Gerhard Henschel liest gemeinsam mit Frank Schulz und dem inzwischen verstorbenen Harry Rowohlt aus seinem „Abenteuerroman“. Henschels Alter Ego Martin Schlosser geht noch aufs Gymnasium in Meppen.
Im Zentrum des Schaffens von Gerhard Henschel aber stehen seine Familienromane, die er hinsichtlich der Arbeitsweise wie auch stilistisch stark an Walter Kempowski anlehnt. Los ging es 2002 mit dem Briefroman „Die Liebenden“, in dem Henschel die Briefe seiner Eltern und der näheren bis ferneren Verwandtschaft sorgsam redigiert zu einem Panorama der Zeitgeschichte von den 1940ern bis 1990ern verband. Es folgte der „Kindheitsroman“, der in den frühen 1960ern beginnt und eigentlich ein singuläres Werk über Henschels Kindheit bleiben sollte. Inzwischen ist Henschel mit „Schauerroman“ aber bereits beim neunten Band seiner inzwischen „Dautschlandsaga“ genannten Romanreihe und damit tief in den 1990ern angekommen. Henschel, der vor der Veröffentlichung eines neuen dieser Romane schon einmal in den Keller seines Hauses einlädt, in dem er als Schriftsteller arbeitet, zeigt mit dieser Reihe, dass er die ganze Klaviatur des Schreibens beherrscht: von trotz großer Tragik und tortz starker Emotionen völlig kitschfreien Momenten bis hin zum typisch Henschel’schen Humor, der gerade vor dem eigenen Alter Ego Martin Schlosser überhaupt nicht Halt macht.

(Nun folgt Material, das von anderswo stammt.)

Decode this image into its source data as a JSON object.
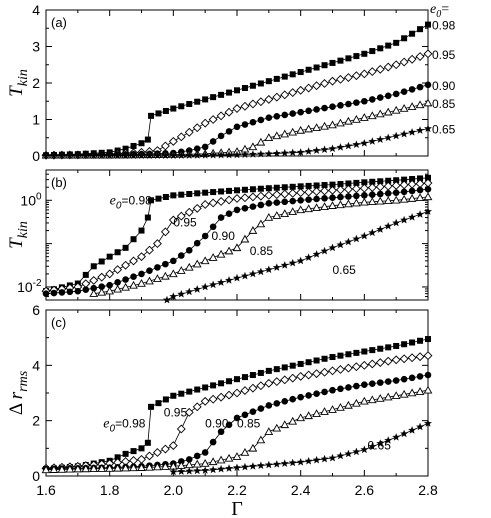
{
  "chart_data": [
    {
      "panel": "(a)",
      "type": "line",
      "ylabel": "T_kin",
      "yscale": "linear",
      "ylim": [
        0,
        4
      ],
      "yticks": [
        "0",
        "1",
        "2",
        "3",
        "4"
      ],
      "legend_header": "e0=",
      "series": [
        {
          "name": "0.98",
          "marker": "filled-square",
          "x": [
            1.6,
            1.7,
            1.8,
            1.85,
            1.9,
            1.92,
            1.93,
            2.0,
            2.1,
            2.2,
            2.3,
            2.4,
            2.5,
            2.6,
            2.7,
            2.8
          ],
          "y": [
            0.02,
            0.05,
            0.1,
            0.2,
            0.35,
            0.45,
            1.1,
            1.3,
            1.55,
            1.8,
            2.05,
            2.3,
            2.55,
            2.8,
            3.1,
            3.6
          ]
        },
        {
          "name": "0.95",
          "marker": "open-diamond",
          "x": [
            1.6,
            1.7,
            1.8,
            1.9,
            1.95,
            2.0,
            2.1,
            2.15,
            2.2,
            2.3,
            2.4,
            2.5,
            2.6,
            2.7,
            2.8
          ],
          "y": [
            0.02,
            0.03,
            0.05,
            0.1,
            0.15,
            0.4,
            0.9,
            1.1,
            1.3,
            1.55,
            1.8,
            2.05,
            2.25,
            2.5,
            2.8
          ]
        },
        {
          "name": "0.90",
          "marker": "filled-circle",
          "x": [
            1.6,
            1.7,
            1.8,
            1.9,
            2.0,
            2.05,
            2.1,
            2.15,
            2.2,
            2.3,
            2.4,
            2.5,
            2.6,
            2.7,
            2.8
          ],
          "y": [
            0.02,
            0.02,
            0.03,
            0.05,
            0.08,
            0.15,
            0.25,
            0.55,
            0.8,
            1.05,
            1.2,
            1.35,
            1.5,
            1.7,
            1.95
          ]
        },
        {
          "name": "0.85",
          "marker": "open-triangle",
          "x": [
            1.6,
            1.7,
            1.8,
            1.9,
            2.0,
            2.1,
            2.2,
            2.25,
            2.3,
            2.4,
            2.5,
            2.6,
            2.7,
            2.8
          ],
          "y": [
            0.02,
            0.02,
            0.02,
            0.03,
            0.04,
            0.06,
            0.12,
            0.25,
            0.5,
            0.7,
            0.85,
            1.05,
            1.25,
            1.45
          ]
        },
        {
          "name": "0.65",
          "marker": "star",
          "x": [
            1.6,
            1.7,
            1.8,
            1.9,
            2.0,
            2.1,
            2.2,
            2.3,
            2.4,
            2.5,
            2.6,
            2.7,
            2.8
          ],
          "y": [
            0.01,
            0.01,
            0.01,
            0.01,
            0.01,
            0.02,
            0.03,
            0.06,
            0.1,
            0.2,
            0.35,
            0.55,
            0.75
          ]
        }
      ]
    },
    {
      "panel": "(b)",
      "type": "line",
      "ylabel": "T_kin",
      "yscale": "log",
      "ylim": [
        0.005,
        5
      ],
      "ytick_labels": [
        {
          "base": "10",
          "exp": "0"
        },
        {
          "base": "10",
          "exp": "-2"
        }
      ],
      "series_labels": [
        {
          "text_prefix": "e0",
          "text": "=0.98",
          "x": 1.8,
          "y": 0.8
        },
        {
          "text": "0.95",
          "x": 2.0,
          "y": 0.25
        },
        {
          "text": "0.90",
          "x": 2.12,
          "y": 0.12
        },
        {
          "text": "0.85",
          "x": 2.24,
          "y": 0.055
        },
        {
          "text": "0.65",
          "x": 2.5,
          "y": 0.02
        }
      ],
      "series": [
        {
          "name": "0.98",
          "marker": "filled-square",
          "x": [
            1.6,
            1.7,
            1.75,
            1.8,
            1.85,
            1.9,
            1.92,
            1.93,
            2.0,
            2.1,
            2.2,
            2.3,
            2.4,
            2.5,
            2.6,
            2.7,
            2.8
          ],
          "y": [
            0.008,
            0.012,
            0.03,
            0.05,
            0.08,
            0.2,
            0.4,
            1.0,
            1.3,
            1.5,
            1.7,
            1.9,
            2.1,
            2.3,
            2.6,
            2.9,
            3.3
          ]
        },
        {
          "name": "0.95",
          "marker": "open-diamond",
          "x": [
            1.6,
            1.7,
            1.8,
            1.9,
            1.95,
            2.0,
            2.1,
            2.2,
            2.3,
            2.4,
            2.5,
            2.6,
            2.7,
            2.8
          ],
          "y": [
            0.008,
            0.01,
            0.02,
            0.05,
            0.1,
            0.35,
            0.8,
            1.1,
            1.3,
            1.5,
            1.7,
            1.9,
            2.2,
            2.5
          ]
        },
        {
          "name": "0.90",
          "marker": "filled-circle",
          "x": [
            1.6,
            1.7,
            1.8,
            1.9,
            2.0,
            2.05,
            2.1,
            2.15,
            2.2,
            2.3,
            2.4,
            2.5,
            2.6,
            2.7,
            2.8
          ],
          "y": [
            0.007,
            0.008,
            0.011,
            0.02,
            0.04,
            0.07,
            0.15,
            0.4,
            0.6,
            0.85,
            1.0,
            1.15,
            1.3,
            1.5,
            1.8
          ]
        },
        {
          "name": "0.85",
          "marker": "open-triangle",
          "x": [
            1.75,
            1.8,
            1.9,
            2.0,
            2.1,
            2.2,
            2.25,
            2.3,
            2.4,
            2.5,
            2.6,
            2.7,
            2.8
          ],
          "y": [
            0.007,
            0.008,
            0.012,
            0.02,
            0.04,
            0.08,
            0.2,
            0.4,
            0.6,
            0.75,
            0.9,
            1.0,
            1.2
          ]
        },
        {
          "name": "0.65",
          "marker": "star",
          "x": [
            1.98,
            2.0,
            2.1,
            2.2,
            2.3,
            2.4,
            2.5,
            2.6,
            2.7,
            2.8
          ],
          "y": [
            0.005,
            0.006,
            0.01,
            0.016,
            0.025,
            0.04,
            0.08,
            0.15,
            0.3,
            0.55
          ]
        }
      ]
    },
    {
      "panel": "(c)",
      "type": "line",
      "ylabel": "Δ r_rms",
      "yscale": "linear",
      "ylim": [
        0,
        6
      ],
      "yticks": [
        "0",
        "2",
        "4",
        "6"
      ],
      "xlabel": "Γ",
      "xlim": [
        1.6,
        2.8
      ],
      "xticks": [
        "1.6",
        "1.8",
        "2.0",
        "2.2",
        "2.4",
        "2.6",
        "2.8"
      ],
      "series_labels": [
        {
          "text_prefix": "e0",
          "text": "=0.98",
          "x": 1.78,
          "y": 1.75
        },
        {
          "text": "0.95",
          "x": 1.97,
          "y": 2.15
        },
        {
          "text": "0.90",
          "x": 2.1,
          "y": 1.75
        },
        {
          "text": "0.85",
          "x": 2.2,
          "y": 1.75
        },
        {
          "text": "0.65",
          "x": 2.61,
          "y": 0.95
        }
      ],
      "series": [
        {
          "name": "0.98",
          "marker": "filled-square",
          "x": [
            1.6,
            1.7,
            1.8,
            1.85,
            1.9,
            1.92,
            1.93,
            2.0,
            2.1,
            2.2,
            2.3,
            2.4,
            2.5,
            2.6,
            2.7,
            2.8
          ],
          "y": [
            0.25,
            0.35,
            0.55,
            0.8,
            1.0,
            1.2,
            2.5,
            2.9,
            3.2,
            3.5,
            3.8,
            4.05,
            4.3,
            4.5,
            4.7,
            4.95
          ]
        },
        {
          "name": "0.95",
          "marker": "open-diamond",
          "x": [
            1.6,
            1.7,
            1.8,
            1.9,
            1.95,
            2.0,
            2.05,
            2.1,
            2.2,
            2.3,
            2.4,
            2.5,
            2.6,
            2.7,
            2.8
          ],
          "y": [
            0.28,
            0.35,
            0.45,
            0.6,
            0.85,
            1.1,
            2.3,
            2.7,
            3.0,
            3.35,
            3.6,
            3.8,
            4.0,
            4.2,
            4.35
          ]
        },
        {
          "name": "0.90",
          "marker": "filled-circle",
          "x": [
            1.6,
            1.7,
            1.8,
            1.9,
            2.0,
            2.05,
            2.1,
            2.15,
            2.2,
            2.3,
            2.4,
            2.5,
            2.6,
            2.7,
            2.8
          ],
          "y": [
            0.25,
            0.28,
            0.3,
            0.35,
            0.45,
            0.6,
            0.85,
            1.6,
            2.1,
            2.55,
            2.85,
            3.1,
            3.3,
            3.45,
            3.65
          ]
        },
        {
          "name": "0.85",
          "marker": "open-triangle",
          "x": [
            1.6,
            1.7,
            1.8,
            1.9,
            2.0,
            2.1,
            2.2,
            2.25,
            2.3,
            2.4,
            2.5,
            2.6,
            2.7,
            2.8
          ],
          "y": [
            0.22,
            0.25,
            0.27,
            0.3,
            0.35,
            0.45,
            0.7,
            1.0,
            1.6,
            2.1,
            2.4,
            2.7,
            2.9,
            3.1
          ]
        },
        {
          "name": "0.65",
          "marker": "star",
          "x": [
            2.0,
            2.1,
            2.2,
            2.3,
            2.4,
            2.5,
            2.6,
            2.7,
            2.8
          ],
          "y": [
            0.15,
            0.2,
            0.3,
            0.4,
            0.5,
            0.65,
            0.95,
            1.4,
            1.9
          ]
        }
      ]
    }
  ]
}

Exakt für diesen Humor wird er nun ausgezeichnet und steht damit in der Tradition von Sybille Berg, Karen Duve, Wolf Haas, Peter Rühmkorf, Gerhard Polt oder Max Goldt. Der Kasseler Literaturpreis für grotesken Humor wird von der Brückner-Kühner-Stiftung gemeinsam mit der Stadt Kassel vergeben und ist mit 10 000 Euro Preisgeld dotiert. Die Laudatio wird Rainer Moritz, der Leiter des Literaturhauses Hamburg, halten.